I’m getting snarky here and I apologize. Already this post has failed my usual test for quality. But still I must ask, What has all this bought us except hectic lives that go full throttle 24/7/365?

And what about God? Do we even have time for Him, much less to truly enjoy Him?

It bothers me that it’s the hardcore green liberals that are asking the question that Christians should be asking but aren’t: Is our daily existence dictated by evil, rather than by good? In our case, we understand that God is the good here, but the problem does not go away by defining good.

On this issue, I took Al Mohler to task over his non-answer when he usually has one. Perhaps that was unfair. To Mohler’s credit, he does quote Francis Schaeffer’s book title. Schaeffer asked, “How then shall we live?” in that eponymous book, and it’s a valid question.

I believe we are living in an evil construct. There is no good to be found in much of our activity. In past posts I’ve wondered aloud where the Christians are who are envisioning communities that eschew pharisaic bureaucracy, man-handling technology, devotion to things, and a lack of devotion to people. A few are cropping up, but not nearly enough to make a dent in the dialog in our churches. Mostly, those folks are seen as cranks or environmentalists or some other irritant not worth engaging. That’s too bad.

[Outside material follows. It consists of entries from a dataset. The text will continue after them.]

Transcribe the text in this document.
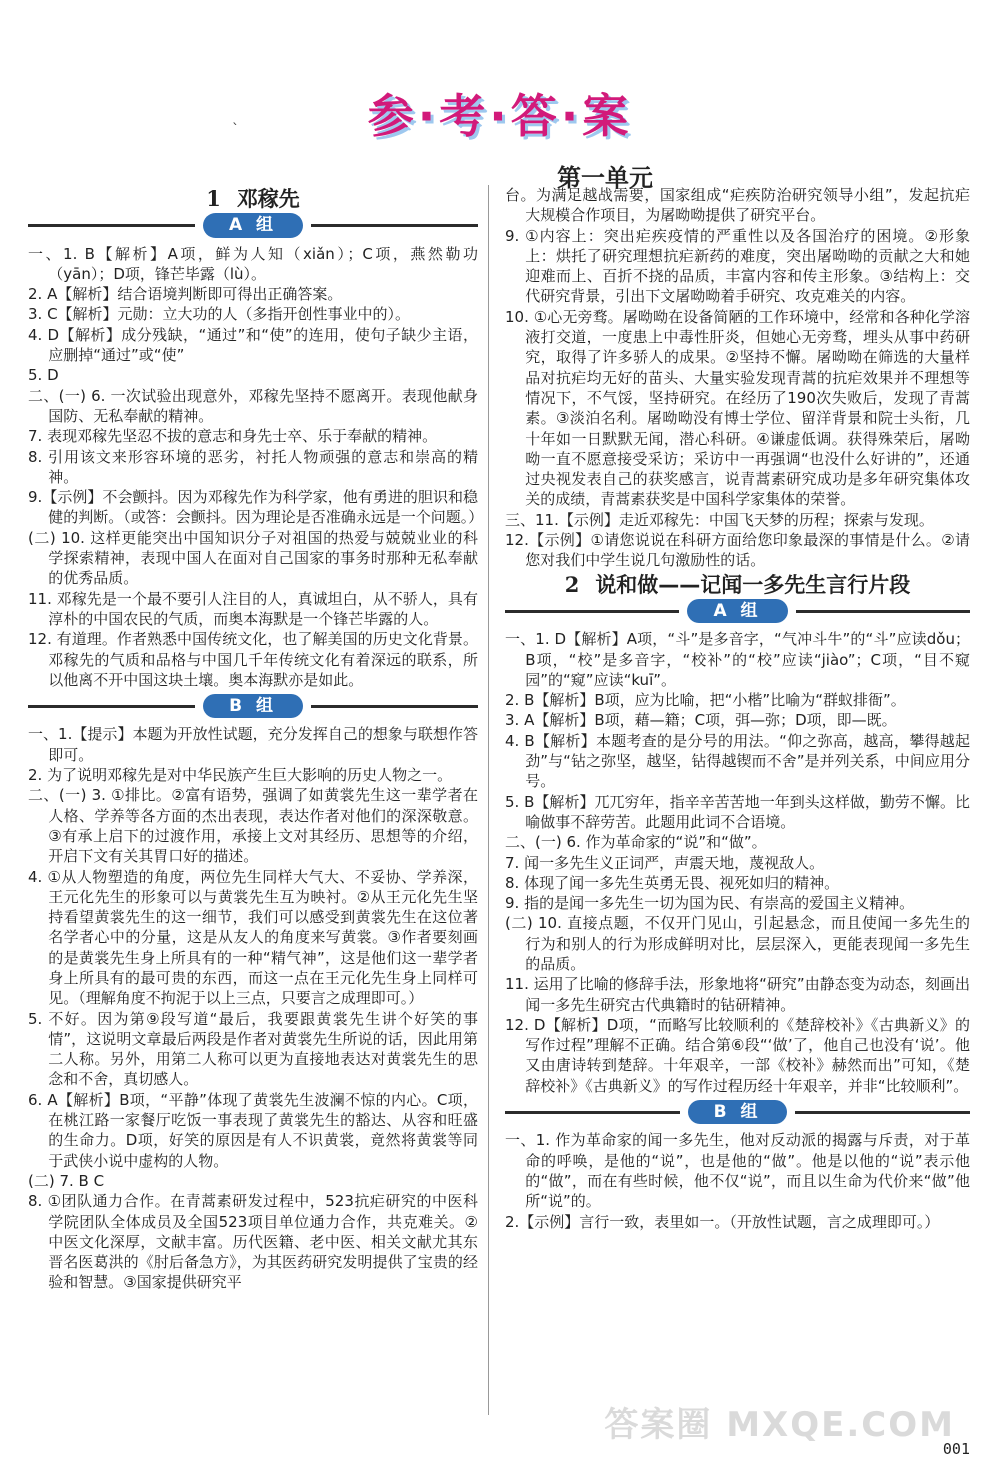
参·考·答·案
ˋ
第一单元
1 邓稼先
A 组

一、1. B【解析】A项，鲜为人知（xiǎn）；C项，燕然勒功（yān）；D项，锋芒毕露（lù）。

2. A【解析】结合语境判断即可得出正确答案。

3. C【解析】元勋：立大功的人（多指开创性事业中的）。

4. D【解析】成分残缺，“通过”和“使”的连用，使句子缺少主语，应删掉“通过”或“使”

5. D

二、(一) 6. 一次试验出现意外，邓稼先坚持不愿离开。表现他献身国防、无私奉献的精神。

7. 表现邓稼先坚忍不拔的意志和身先士卒、乐于奉献的精神。

8. 引用该文来形容环境的恶劣，衬托人物顽强的意志和崇高的精神。

9.【示例】不会颤抖。因为邓稼先作为科学家，他有勇进的胆识和稳健的判断。（或答：会颤抖。因为理论是否准确永远是一个问题。）

(二) 10. 这样更能突出中国知识分子对祖国的热爱与兢兢业业的科学探索精神，表现中国人在面对自己国家的事务时那种无私奉献的优秀品质。

11. 邓稼先是一个最不要引人注目的人，真诚坦白，从不骄人，具有淳朴的中国农民的气质，而奥本海默是一个锋芒毕露的人。

12. 有道理。作者熟悉中国传统文化，也了解美国的历史文化背景。邓稼先的气质和品格与中国几千年传统文化有着深远的联系，所以他离不开中国这块土壤。奥本海默亦是如此。

B 组

一、1.【提示】本题为开放性试题，充分发挥自己的想象与联想作答即可。

2. 为了说明邓稼先是对中华民族产生巨大影响的历史人物之一。

二、(一) 3. ①排比。②富有语势，强调了如黄裳先生这一辈学者在人格、学养等各方面的杰出表现，表达作者对他们的深深敬意。③有承上启下的过渡作用，承接上文对其经历、思想等的介绍，开启下文有关其胃口好的描述。

4. ①从人物塑造的角度，两位先生同样大气大、不妥协、学养深，王元化先生的形象可以与黄裳先生互为映衬。②从王元化先生坚持看望黄裳先生的这一细节，我们可以感受到黄裳先生在这位著名学者心中的分量，这是从友人的角度来写黄裳。③作者要刻画的是黄裳先生身上所具有的一种“精气神”，这是他们这一辈学者身上所具有的最可贵的东西，而这一点在王元化先生身上同样可见。（理解角度不拘泥于以上三点，只要言之成理即可。）

5. 不好。因为第⑨段写道“最后，我要跟黄裳先生讲个好笑的事情”，这说明文章最后两段是作者对黄裳先生所说的话，因此用第二人称。另外，用第二人称可以更为直接地表达对黄裳先生的思念和不舍，真切感人。

6. A【解析】B项，“平静”体现了黄裳先生波澜不惊的内心。C项，在桃江路一家餐厅吃饭一事表现了黄裳先生的豁达、从容和旺盛的生命力。D项，好笑的原因是有人不识黄裳，竟然将黄裳等同于武侠小说中虚构的人物。

(二) 7. B C

8. ①团队通力合作。在青蒿素研发过程中，523抗疟研究的中医科学院团队全体成员及全国523项目单位通力合作，共克难关。②中医文化深厚，文献丰富。历代医籍、老中医、相关文献尤其东晋名医葛洪的《肘后备急方》，为其医药研究发明提供了宝贵的经验和智慧。③国家提供研究平

台。为满足越战需要，国家组成“疟疾防治研究领导小组”，发起抗疟大规模合作项目，为屠呦呦提供了研究平台。

9. ①内容上：突出疟疾疫情的严重性以及各国治疗的困境。②形象上：烘托了研究理想抗疟新药的难度，突出屠呦呦的贡献之大和她迎难而上、百折不挠的品质，丰富内容和传主形象。③结构上：交代研究背景，引出下文屠呦呦着手研究、攻克难关的内容。

10. ①心无旁骛。屠呦呦在设备简陋的工作环境中，经常和各种化学溶液打交道，一度患上中毒性肝炎，但她心无旁骛，埋头从事中药研究，取得了许多骄人的成果。②坚持不懈。屠呦呦在筛选的大量样品对抗疟均无好的苗头、大量实验发现青蒿的抗疟效果并不理想等情况下，不气馁，坚持研究。在经历了190次失败后，发现了青蒿素。③淡泊名利。屠呦呦没有博士学位、留洋背景和院士头衔，几十年如一日默默无闻，潜心科研。④谦虚低调。获得殊荣后，屠呦呦一直不愿意接受采访；采访中一再强调“也没什么好讲的”，还通过央视发表自己的获奖感言，说青蒿素研究成功是多年研究集体攻关的成绩，青蒿素获奖是中国科学家集体的荣誉。

三、11.【示例】走近邓稼先：中国飞天梦的历程；探索与发现。

12.【示例】①请您说说在科研方面给您印象最深的事情是什么。②请您对我们中学生说几句激励性的话。

2 说和做——记闻一多先生言行片段
A 组

一、1. D【解析】A项，“斗”是多音字，“气冲斗牛”的“斗”应读dǒu；B项，“校”是多音字，“校补”的“校”应读“jiào”；C项，“目不窥园”的“窥”应读“kuī”。

2. B【解析】B项，应为比喻，把“小楷”比喻为“群蚁排衙”。

3. A【解析】B项，藉—籍；C项，弭—弥；D项，即—既。

4. B【解析】本题考查的是分号的用法。“仰之弥高，越高，攀得越起劲”与“钻之弥坚，越坚，钻得越锲而不舍”是并列关系，中间应用分号。

5. B【解析】兀兀穷年，指辛辛苦苦地一年到头这样做，勤劳不懈。比喻做事不辞劳苦。此题用此词不合语境。

二、(一) 6. 作为革命家的“说”和“做”。

7. 闻一多先生义正词严，声震天地，蔑视敌人。

8. 体现了闻一多先生英勇无畏、视死如归的精神。

9. 指的是闻一多先生一切为国为民、有崇高的爱国主义精神。

(二) 10. 直接点题，不仅开门见山，引起悬念，而且使闻一多先生的行为和别人的行为形成鲜明对比，层层深入，更能表现闻一多先生的品质。

11. 运用了比喻的修辞手法，形象地将“研究”由静态变为动态，刻画出闻一多先生研究古代典籍时的钻研精神。

12. D【解析】D项，“而略写比较顺利的《楚辞校补》《古典新义》的写作过程”理解不正确。结合第⑥段“‘做’了，他自己也没有‘说’。他又由唐诗转到楚辞。十年艰辛，一部《校补》赫然而出”可知，《楚辞校补》《古典新义》的写作过程历经十年艰辛，并非“比较顺利”。

B 组

一、1. 作为革命家的闻一多先生，他对反动派的揭露与斥责，对于革命的呼唤，是他的“说”，也是他的“做”。他是以他的“说”表示他的“做”，而在有些时候，他不仅“说”，而且以生命为代价来“做”他所“说”的。

2.【示例】言行一致，表里如一。（开放性试题，言之成理即可。）

答案圈 MXQE.COM
001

Not only are our lives being stolen by bureaucracy, technology, possession maintenance, and lack of community, but I genuinely believe that there are demonic components behind those four issues. We dismiss too easily and laugh at the notion, but could there not be a better way, a way that more fully expresses the life of God in the individual rather than the individual at the mercy of his surroundings? I believe that reality exists and is possible, but only if better people than me start working toward it.

In Song of Solomon, it says:

Catch the foxes for us, the little foxes that spoil the vineyards, for our vineyards are in blossom.
—Song of Solomon 2:15 ESV

Our vineyards today are overrun with little foxes, but we are not catching them. In fact, we take them for granted, have made our peace with them, and then no longer wonder why we aren’t fruitful. We take barrenness as the natural state of living.

If we desire to glorify God and enjoy Him forever, something has to give.